Today is the second day of the new year. This means it's the day I take down the tree and pack Christmas away for eleven months. It's a day that I greet with a conflict of feelings: joy that my family was together for the holiday; sadness that the holiday season is over; excitement for the upcoming events; and a mixture of anxiety and enthusiasm because I have to return to work tomorrow. It's a day that drives me to create one last dessert because I know I have to go back to eating healthy in just a couple of days. It's the day I should clean my desk of all my beady things and get ready for my classes. Notice I said "should." Doesn't necessarily mean I will! But it will be the day I try to get one more beading project completed so I can work without distraction.
Do you make New Year's resolutions? I learned that I set myself up for failure when I make resolutions. I'm good for about three weeks and then something interferes with my resolutions. Usually, it's me that interferes with them.
I admire those who can set New Year's resolutions down and follow through with them all year round. I always wonder what they have that makes them able to do it. So I asked a few people who practice the New Year's resolutions throughout the year.
I learned that the number one reason they are able to stick to their resolutions is because they plan how they will achieve their goals. They don't simply chose and pick resolutions, but actually develop an action plan that will allow them to work at attaining those goals. And some of the people I talked to actually write down the steps of accomplishing those goals. Every one said it's easier to create easy, workable goals to accomplish that adds up to the major acheivement. It's similar to developing a purpose and the processes of a business or agency. And resolution planning also involves realizing one's limits in time, money, space, and enthusiasm.
For example, if I resolve to eat healthier, I need to plan how to achieve that goal.
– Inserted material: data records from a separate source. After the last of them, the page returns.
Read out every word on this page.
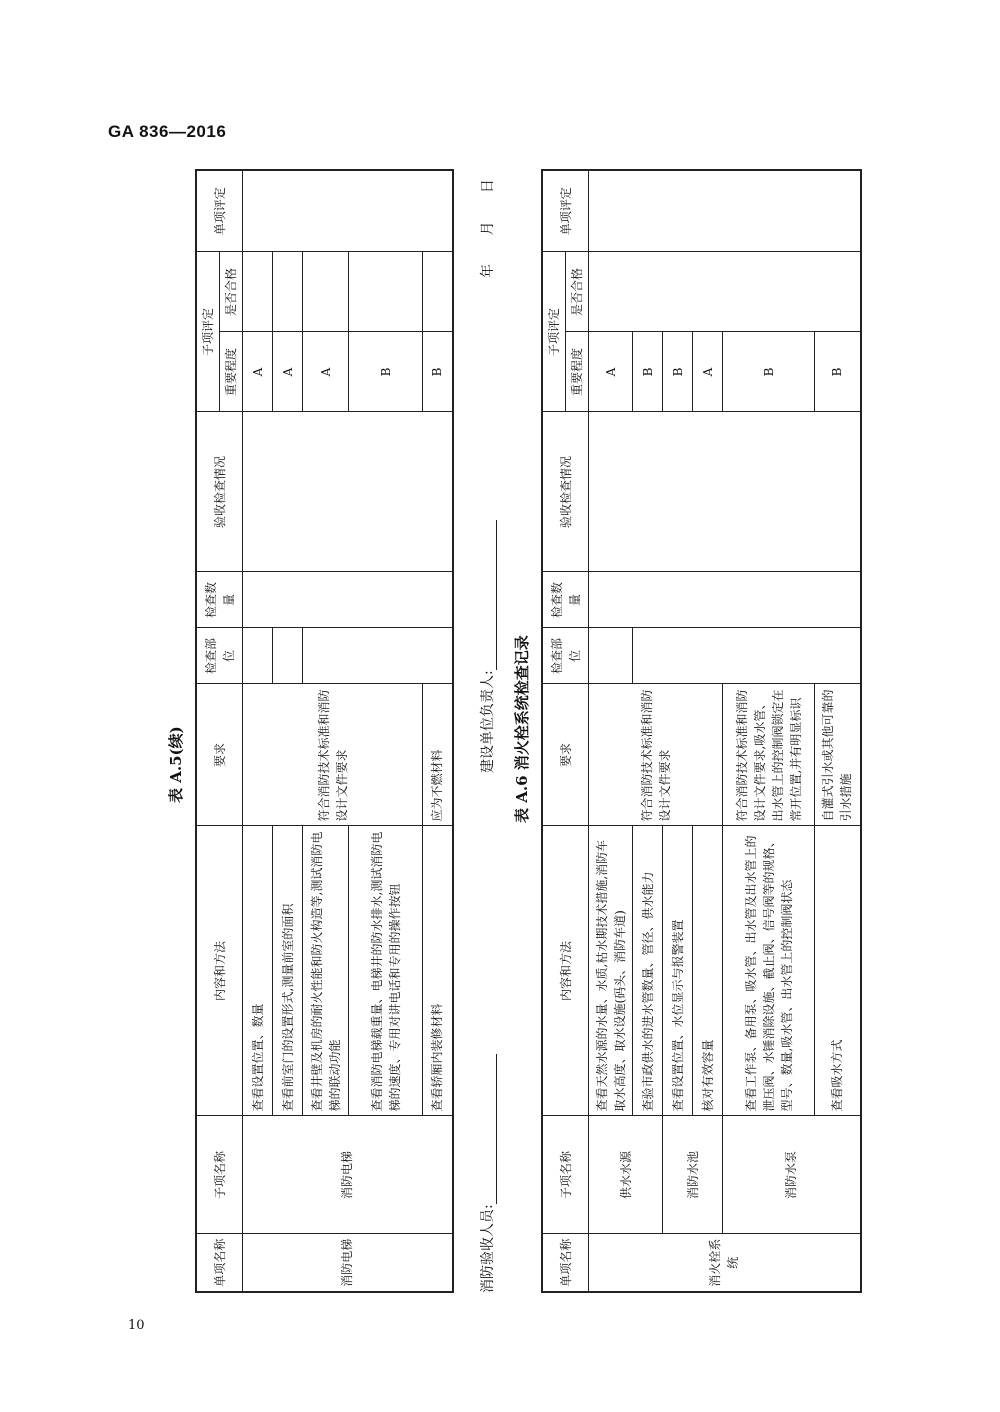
GA 836—2016
表 A.5(续)
单项名称	子项名称	内容和方法	要求	检查部位	检查数量	验收检查情况	子项评定		单项评定
							重要程度	是否合格	
消防电梯	消防电梯	查看设置位置、数量	符合消防技术标准和消防设计文件要求				A		
		查看前室门的设置形式,测量前室的面积					A		
		查看井壁及机房的耐火性能和防火构造等,测试消防电梯的联动功能					A		
		查看消防电梯载重量、电梯井的防水排水,测试消防电梯的速度、专用对讲电话和专用的操作按钮					B		
		查看轿厢内装修材料	应为不燃材料				B		
消防验收人员:
建设单位负责人:
年 月 日
表 A.6 消火栓系统检查记录
单项名称	子项名称	内容和方法	要求	检查部位	检查数量	验收检查情况	子项评定		单项评定
							重要程度	是否合格	
消火栓系统	供水水源	查看天然水源的水量、水质,枯水期技术措施,消防车取水高度、取水设施(码头、消防车道)	符合消防技术标准和消防设计文件要求				A		
		查验市政供水的进水管数量、管径、供水能力					B		
	消防水池	查看设置位置、水位显示与报警装置					B		
		核对有效容量					A		
	消防水泵	查看工作泵、备用泵、吸水管、出水管及出水管上的泄压阀、水锤消除设施、截止阀、信号阀等的规格、型号、数量,吸水管、出水管上的控制阀状态	符合消防技术标准和消防设计文件要求,吸水管、出水管上的控制阀锁定在常开位置,并有明显标识				B		
		查看吸水方式	自灌式引水或其他可靠的引水措施				B		
10
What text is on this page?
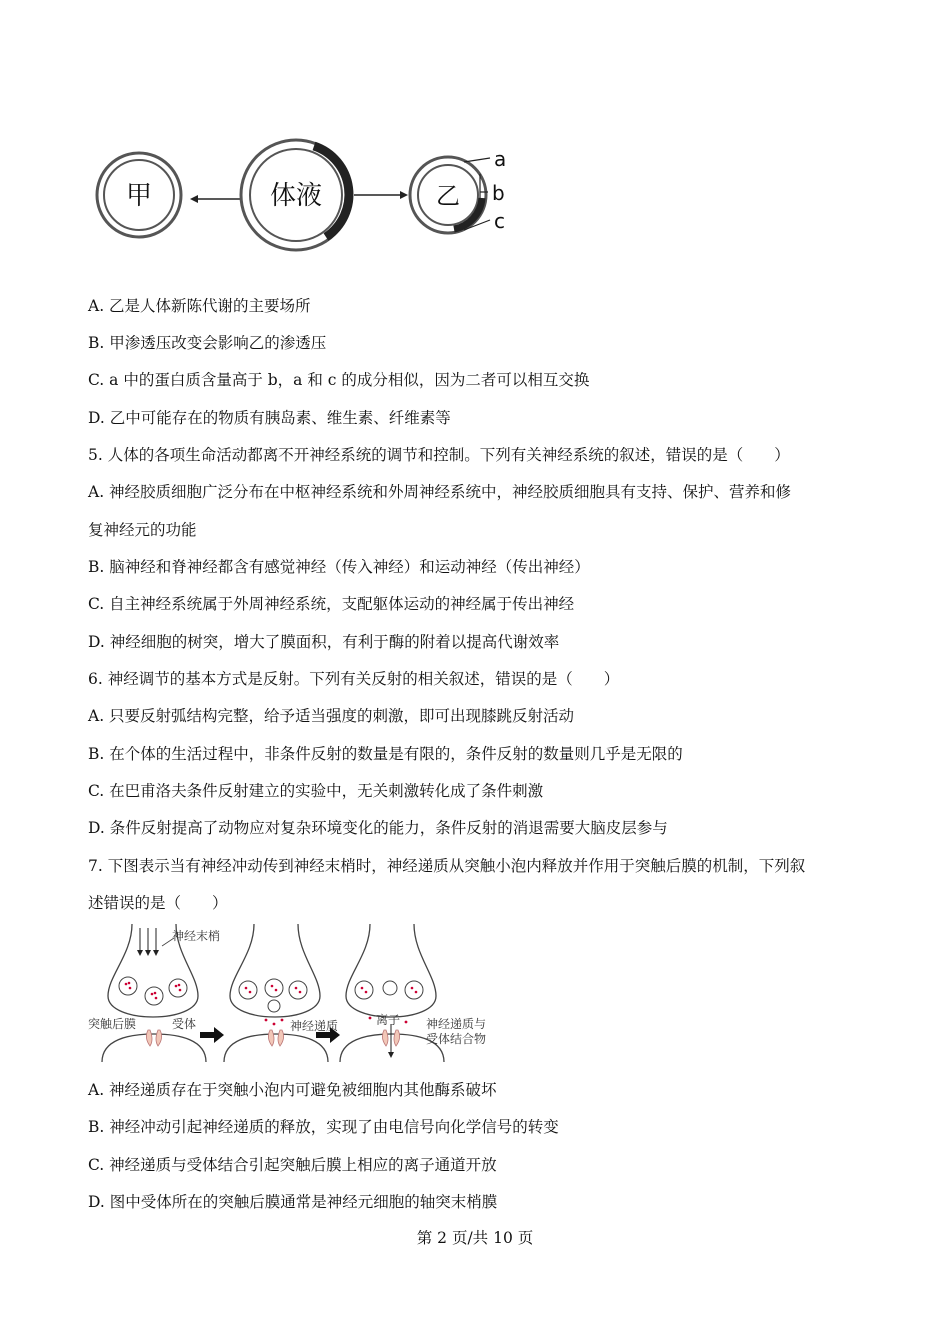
甲	体液	乙
a
b
c
A. 乙是人体新陈代谢的主要场所
B. 甲渗透压改变会影响乙的渗透压
C. a 中的蛋白质含量高于 b，a 和 c 的成分相似，因为二者可以相互交换
D. 乙中可能存在的物质有胰岛素、维生素、纤维素等
5. 人体的各项生命活动都离不开神经系统的调节和控制。下列有关神经系统的叙述，错误的是（　　）
A. 神经胶质细胞广泛分布在中枢神经系统和外周神经系统中，神经胶质细胞具有支持、保护、营养和修
复神经元的功能
B. 脑神经和脊神经都含有感觉神经（传入神经）和运动神经（传出神经）
C. 自主神经系统属于外周神经系统，支配躯体运动的神经属于传出神经
D. 神经细胞的树突，增大了膜面积，有利于酶的附着以提高代谢效率
6. 神经调节的基本方式是反射。下列有关反射的相关叙述，错误的是（　　）
A. 只要反射弧结构完整，给予适当强度的刺激，即可出现膝跳反射活动
B. 在个体的生活过程中，非条件反射的数量是有限的，条件反射的数量则几乎是无限的
C. 在巴甫洛夫条件反射建立的实验中，无关刺激转化成了条件刺激
D. 条件反射提高了动物应对复杂环境变化的能力，条件反射的消退需要大脑皮层参与
7. 下图表示当有神经冲动传到神经末梢时，神经递质从突触小泡内释放并作用于突触后膜的机制，下列叙
述错误的是（　　）
神经末梢
突触后膜	受体	神经递质	离子 神经递质与
受体结合物
A. 神经递质存在于突触小泡内可避免被细胞内其他酶系破坏
B. 神经冲动引起神经递质的释放，实现了由电信号向化学信号的转变
C. 神经递质与受体结合引起突触后膜上相应的离子通道开放
D. 图中受体所在的突触后膜通常是神经元细胞的轴突末梢膜
第 2 页/共 10 页
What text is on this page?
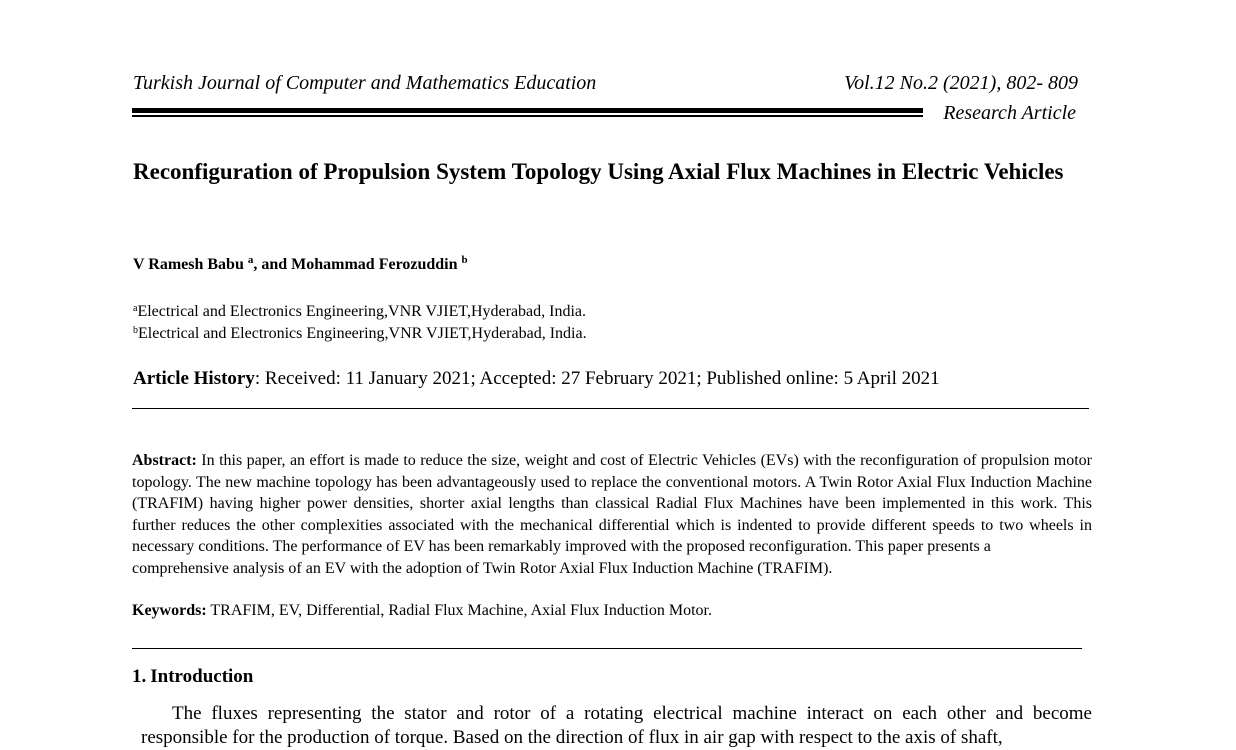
Turkish Journal of Computer and Mathematics Education	Vol.12 No.2 (2021), 802- 809
Research Article
Reconfiguration of Propulsion System Topology Using Axial Flux Machines in Electric Vehicles
V Ramesh Babu $^a$, and Mohammad Ferozuddin $^b$
$^a$Electrical and Electronics Engineering,VNR VJIET,Hyderabad, India.
$^b$Electrical and Electronics Engineering,VNR VJIET,Hyderabad, India.
Article History: Received: 11 January 2021; Accepted: 27 February 2021; Published online: 5 April 2021

Abstract: In this paper, an effort is made to reduce the size, weight and cost of Electric Vehicles (EVs) with the reconfiguration of propulsion motor topology. The new machine topology has been advantageously used to replace the conventional motors. A Twin Rotor Axial Flux Induction Machine (TRAFIM) having higher power densities, shorter axial lengths than classical Radial Flux Machines have been implemented in this work. This further reduces the other complexities associated with the mechanical differential which is indented to provide different speeds to two wheels in necessary conditions. The performance of EV has been remarkably improved with the proposed reconfiguration. This paper presents a

comprehensive analysis of an EV with the adoption of Twin Rotor Axial Flux Induction Machine (TRAFIM).

Keywords: TRAFIM, EV, Differential, Radial Flux Machine, Axial Flux Induction Motor.
1. Introduction
The fluxes representing the stator and rotor of a rotating electrical machine interact on each other and become responsible for the production of torque. Based on the direction of flux in air gap with respect to the axis of shaft,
That would entail defining what healthier eating means and what goal will be acquired by eating healthier. Then I would have plan the action steps to eating healthier, which would involve buying and growing healthy foods and learning new recipes and cooking tasty meals that are indeed healthier. Recognizing that I will be teaching three to four nights a week, I need quick meals that can be easily reheated. So that means I will need to cook enough food on the weekends to package up into simple meals for those working nights.
So with that in mind, I'm going to work better because I'm going to plan better. That made me realize I need to delay opening my store a little bit longer so I can clarify the purpose, goals and action steps needed to make the store a success.
Oh yeah...the store is called My Other Vice. It's closed for the holidays for now. I hope you will visit once it's opened.
Meanwhile, I wish you all the best of the New Year--Peace, Prosperity, and Hope.